Dear all,
This is a reminder of tomorrow's CWI Machine Learning seminar, with a *new and improved zoom URL*.
Speaker: Christian Hennig (University of Bologna) Title: A spotlight on statistical model assumptions Date: Friday 27 November, 15:00 Location: https://cwi-nl.zoom.us/j/87252095652?pwd=aXI0K1VUdlNlbGlReEE3WGMyWXd6QT09
Please find the abstract below.
Hope to see you then.
Best wishes,
Wouter
Details:
https://portals.project.cwi.nl/ml-reading-group/events/a-spotlight-on-statis...
============
A spotlight on statistical model assumptions
Christian Hennig (University of Bologna)
Many statistics teachers tell their students something like "In order to apply the t-test, we have to assume that the data are i.i.d. normally distributed, and therefore these model assumptions need to be checked before applying the t-test." This statement is highly problematic in several respects. There is no good reason to believe that any real data truly are drawn i.i.d. normally. Furthermore, quite relevant aspects of these model assumptions cannot be checked. For example, I will show that data generated from a normal distribution with a correlation of $\rho\neq 0$ between any two observations cannot be distinguished from i.i.d. normal data.

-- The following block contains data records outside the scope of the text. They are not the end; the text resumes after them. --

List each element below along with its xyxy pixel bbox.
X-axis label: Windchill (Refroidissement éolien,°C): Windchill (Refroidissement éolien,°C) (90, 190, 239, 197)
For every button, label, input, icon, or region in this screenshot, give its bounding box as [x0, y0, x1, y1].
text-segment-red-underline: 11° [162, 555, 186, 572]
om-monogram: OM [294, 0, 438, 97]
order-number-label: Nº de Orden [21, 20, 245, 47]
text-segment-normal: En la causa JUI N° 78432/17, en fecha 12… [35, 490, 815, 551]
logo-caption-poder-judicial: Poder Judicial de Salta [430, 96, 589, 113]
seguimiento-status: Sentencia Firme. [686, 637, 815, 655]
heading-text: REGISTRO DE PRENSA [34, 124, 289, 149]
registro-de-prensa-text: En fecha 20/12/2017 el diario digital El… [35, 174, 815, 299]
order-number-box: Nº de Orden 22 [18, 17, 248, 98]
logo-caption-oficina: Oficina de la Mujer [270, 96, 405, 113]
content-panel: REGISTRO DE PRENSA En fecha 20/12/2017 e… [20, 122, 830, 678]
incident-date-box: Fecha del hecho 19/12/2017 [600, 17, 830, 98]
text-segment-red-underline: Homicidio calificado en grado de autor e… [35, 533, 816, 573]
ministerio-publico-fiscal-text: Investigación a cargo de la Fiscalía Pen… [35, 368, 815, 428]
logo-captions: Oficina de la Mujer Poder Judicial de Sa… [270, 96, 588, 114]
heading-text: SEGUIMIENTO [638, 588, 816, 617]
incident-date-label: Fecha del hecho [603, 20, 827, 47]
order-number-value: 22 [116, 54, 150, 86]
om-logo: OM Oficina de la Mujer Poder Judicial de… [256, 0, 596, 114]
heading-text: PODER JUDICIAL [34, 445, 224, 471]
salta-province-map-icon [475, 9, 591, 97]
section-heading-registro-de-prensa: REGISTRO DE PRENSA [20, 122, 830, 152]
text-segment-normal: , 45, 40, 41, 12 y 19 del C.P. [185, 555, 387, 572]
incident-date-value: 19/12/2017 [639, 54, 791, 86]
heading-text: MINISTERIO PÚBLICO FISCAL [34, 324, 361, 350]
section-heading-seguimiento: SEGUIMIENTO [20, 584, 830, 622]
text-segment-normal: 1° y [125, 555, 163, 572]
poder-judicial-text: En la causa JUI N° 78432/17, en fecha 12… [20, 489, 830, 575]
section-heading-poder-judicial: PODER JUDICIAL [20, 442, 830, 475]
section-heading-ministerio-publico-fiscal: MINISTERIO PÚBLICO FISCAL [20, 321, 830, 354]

On top of this, passing a model by a model checking test will automatically invalidate it; much literature investigating the performance of specific procedures that run model-based tests conditionally on passing a model misspecification test comment very critically on this practice.
Despite all these issues, I will defend interpreting and using statistical models in a frequentist manner, by advocating an understanding of models that never forgets that models are essentially different from reality (and in this sense can never be "true"). Model assumptions specify idealised conditions under which methods work well; in reality they do not need to be fulfilled. However, situations in which the data will mislead a method need to be distinguished from situations in which a method does what it is expected to do. This defines a more appropriate task for model checking. Conditions are required for doing this job properly that some model checking currently in use does not fulfill. For better "model checking" it will be helpful to understand that this is not about "finding out whether the model assumptions hold", but about something quite different.